Yes, I swooned over something that sounds like you should put a Band-Aid on it rather than eat it. But, oh, the stuff was glorious: unctuous, buttery, rich. Every afternoon of my trip, I slathered it on scones snatched from tiered silver trays in hushed hotel tearooms.
And, like most of those smitten with a new love, I didn't bother to ask for details. I vaguely assumed it was heavy cream, whipped almost into butter but stopped just short of that transformation.
Returning home to the United States, I pined for clotted cream. It wasn't to be found at even the swankiest hotel tea services, where whipped cream was foisted on me instead. That started the questions: What, actually, is this rich, golden goo? How is it made? And why are the Brits keeping it all for themselves?
On a recent trip to England, I set out to find the answers -- and the best clotted cream the country has to offer. At first, my research pointed me toward Jersey, one of the Channel Islands near France and origin of the Jersey cow breed. Jersey cows typically give milk with a higher percentage of cream, rumored to be the best for making clotted cream.
But wait, it's not just the cows; it's what they eat.
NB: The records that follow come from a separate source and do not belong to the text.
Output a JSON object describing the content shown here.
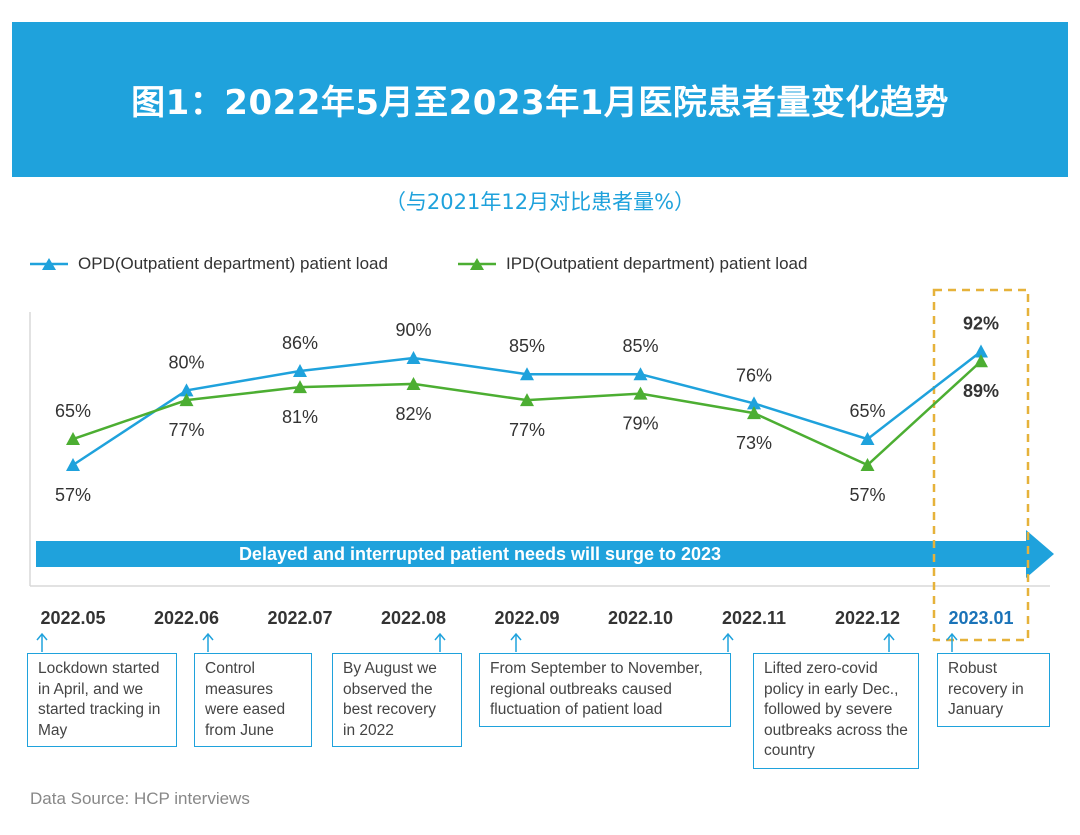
{
  "header": {
    "title": "图1：2022年5月至2023年1月医院患者量变化趋势",
    "subtitle": "（与2021年12月对比患者量%）",
    "banner_color": "#1fa2dc"
  },
  "banner_arrow": {
    "text": "Delayed and interrupted patient needs will surge to 2023",
    "color": "#1fa2dc"
  },
  "highlight": {
    "category": "2023.01",
    "color": "#e6b23a",
    "style": "dashed-box"
  },
  "chart_data": {
    "type": "line",
    "categories": [
      "2022.05",
      "2022.06",
      "2022.07",
      "2022.08",
      "2022.09",
      "2022.10",
      "2022.11",
      "2022.12",
      "2023.01"
    ],
    "series": [
      {
        "name": "OPD(Outpatient department) patient load",
        "color": "#1fa2dc",
        "values": [
          57,
          80,
          86,
          90,
          85,
          85,
          76,
          65,
          92
        ],
        "labels": [
          "57%",
          "80%",
          "86%",
          "90%",
          "85%",
          "85%",
          "76%",
          "65%",
          "92%"
        ]
      },
      {
        "name": "IPD(Outpatient department) patient load",
        "color": "#4cae32",
        "values": [
          65,
          77,
          81,
          82,
          77,
          79,
          73,
          57,
          89
        ],
        "labels": [
          "65%",
          "77%",
          "81%",
          "82%",
          "77%",
          "79%",
          "73%",
          "57%",
          "89%"
        ]
      }
    ],
    "marker": "triangle",
    "grid": false,
    "legend_position": "top-left"
  },
  "notes": [
    {
      "category": "2022.05",
      "text": "Lockdown started in April, and we started tracking in May"
    },
    {
      "category": "2022.06",
      "text": "Control measures were eased from June"
    },
    {
      "category": "2022.08",
      "text": "By August we observed the best recovery in 2022"
    },
    {
      "category": "2022.09",
      "text": "From September to November, regional outbreaks caused fluctuation of patient load"
    },
    {
      "category": "2022.12",
      "text": "Lifted zero-covid policy in early Dec., followed by severe outbreaks across the country"
    },
    {
      "category": "2023.01",
      "text": "Robust recovery in January"
    }
  ],
  "source": "Data Source: HCP interviews"
}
Turns out, the lushest English grass grows in Cornwall, along the far reaches of England's southwest coast, where there's a microclimate so different from the rest of the country that palm trees thrive.
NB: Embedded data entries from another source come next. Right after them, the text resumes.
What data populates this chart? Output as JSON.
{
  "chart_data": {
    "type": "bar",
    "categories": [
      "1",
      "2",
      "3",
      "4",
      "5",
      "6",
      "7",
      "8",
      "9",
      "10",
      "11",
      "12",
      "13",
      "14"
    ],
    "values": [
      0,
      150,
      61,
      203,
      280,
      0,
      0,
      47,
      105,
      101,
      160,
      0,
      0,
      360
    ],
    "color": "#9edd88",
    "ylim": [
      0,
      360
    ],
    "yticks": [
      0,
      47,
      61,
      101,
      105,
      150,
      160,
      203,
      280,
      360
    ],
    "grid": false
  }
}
And, despite a bit of bluster from the neighboring shire of Devon, which touts its version as "Devon cream," I discovered that the country's largest clotted cream producer is based in Cornwall.
So my husband, Paul, and I point our rental car toward Land's End and set out on a meandering expedition to the Cornish coast. Besides clotted cream, the region is famous for fishing villages, artists, gardens, smugglers and the hand pies known as pasties (pronounced "PAST-eeze"). On our tour we will encounter everything on that list that is legal.
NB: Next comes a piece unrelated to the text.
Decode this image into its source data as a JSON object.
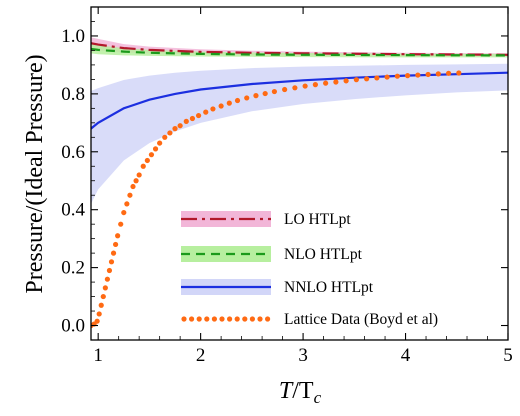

The first thing I learn, strolling the constricted streets of Polperro, a tiny village of whitewashed stone cottages arrayed on ocean-side cliffs, is that Cornish tea isn't a grand affair reserved for the afternoon. The town is clogged with modest tearooms and cafes offering "cream tea." And though the fishing fleet still bobs in a little cove, I suspect Polperro serves far more scones than mackerel to the tourists who ramble the maze of pathways between the ancient abodes.
Here, "cream tea," means two scones, a pot of tea and a hefty dollop of clotted cream, and it's served nearly all day long. Passing up a boat tour ("nice dogs and happy babies go free"), we settle at an outdoor table and order the "Scones From Our Own Special Recipe," not an uncommon claim here.
"Where're you from, then?" the proprietor asks as a pink-cheeked waitress delivers our tea. His bushy eyebrows shoot up when we reply, "San Francisco"; they shoot up again when I ask for seconds on the clotted cream. In the name of research, I know no shame.
The cream is cool, smooth and sweet (though not sweetened). It clings to the knife as I spread it in artistic swirls, then melts just slightly into the warm, round scone (containing no currants, blueberries, chocolate chips, nuts or other distractions). It's delicious, and I confirm the source is Rodda's, the country's largest clotted cream producer.